No. He was so close. He wouldn’t give her the satisfaction of hunting him down like a stray.
He took a deep breath and stepped away from the wall. Needle-like pain shot through his leg, spreading through every inch of his body.
He took another step. More burning pain, even more intense than before, as though the cuff knew he was going the wrong direction and was trying to send him back.
Another step. Nausea overwhelmed him and he vomited all over himself.
Another step, and another, each one more painful than the last, until at last he reached the entrance to the alley. He paused against a building and vomited again.
A portly woman stood by the door to the building beating a rug. She chuckled at him. “You’ll get worse than that if your mistress has to come find you. You’d best go on home.”
He grunted and heaved himself up again. I’m trying, he wanted to say, but he had no strength for words. Only the single-minded goal of taking the next step.
The building seemed to stretch on for an eternity, broken occasionally by doorways to shops, though Reith didn’t pay much attention to what kinds of shops. At last, he came to another alley. This time he paused long enough to look all the way down.
Another wall. He couldn’t get through this way, either. He passed another building, and another, before the street opened up onto a wide vista. The road he was on led down into a vale dotted with what seemed to be small farms. That wasn’t the way he needed to go, however. The pull of the magic in his cuff came from the side. A smaller, though still well-worn road led to his right, up to a tall brick wall. A gate stood open, welcoming him. He trudged up the path. Beyond the gate, the road wound around a stand of trees and up a hill to a sprawling manor house easily as big as the palace where he grew up.
There. In that house was relief.
Despite the pain and nausea starting to fade, Reith could hardly move. His body ached and his strength had left a long time ago. By about halfway up the hill to the house, he could no longer walk. But he refused to quit. Not now. Not when he’d almost made it. Dropping to his hands and knees, he crawled up the path. Small stones scraped his skin, but he wouldn’t stop.
At last, he made it to the wide stone steps and pulled himself up, across the terrace, to the tall, intricately carved oak door. Gasping, he pulled himself up to a seated position, reclining against the door.
He lifted his hand just enough to rap twice. The knock was so weak he wasn’t sure if anyone could hear it, but he couldn’t summon the strength to try again. He just sat, breathing the humid air, trying to stay awake.
A few moments later, the door opened and he fell back, onto the marble floor of a huge entryway.

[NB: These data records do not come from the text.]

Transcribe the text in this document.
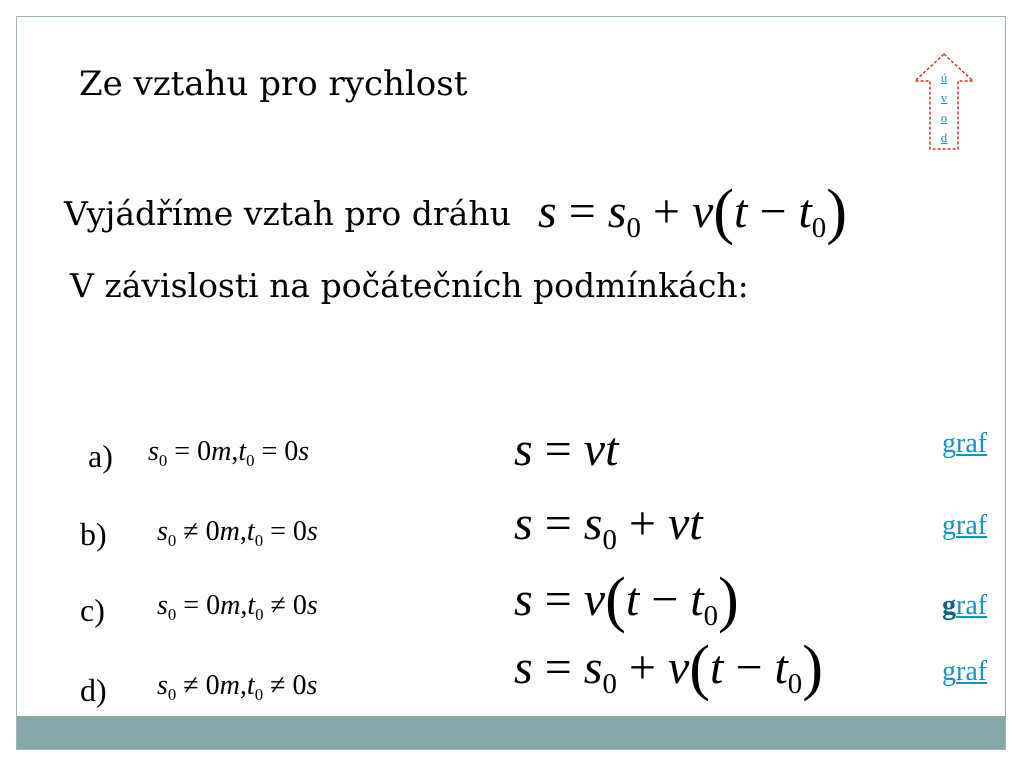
Ze vztahu pro rychlost
Vyjádříme vztah pro dráhu
V závislosti na počátečních podmínkách:
ú
v
o
d
$s = s_0 + v(t - t_0)$
a) $s_0 = 0m,t_0 = 0s$	s = vt	graf
b) $s_0 \ne 0m,t_0 = 0s$	$s = s_0$ + vt	graf
c) $s_0 = 0m,t_0 \ne 0s$	$s = v(t - t_0)$	graf
d) $s_0 \ne 0m,t_0 \ne 0s$	$s = s_0 + v(t - t_0)$	graf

He stared up at a bare-chested man in a slave’s tight breeches. The man stared down at him, silent. Soft footfalls, accompanied by the swish of silk, came from somewhere down the hall.
Reith blinked and stared up into the face of the woman who’d purchased him. Her face remained expressionless, but there was a twinkle of something like fascination in her eyes. “You made it here. Interesting.”
Interesting? Why interesting? What did she mean?
“You may rest for today. Tomorrow, you will be given your instructions.” The woman turned to the other slave. “Revat, take him to the dormitory. Give him broth.”
The slave nodded, scooped Reith up like an infant, and carried him down a long hallway toward the back of the house. Reith would’ve liked to protest, but he could scarcely move his head, let alone walk.
They exited the house, crossed a small courtyard, and entered a smaller building. Revat set Reith on the middle bunk of a three-tiered bed built against the wall and draped a thin blanket over him. Reith fell asleep before Revat even made it out of the building.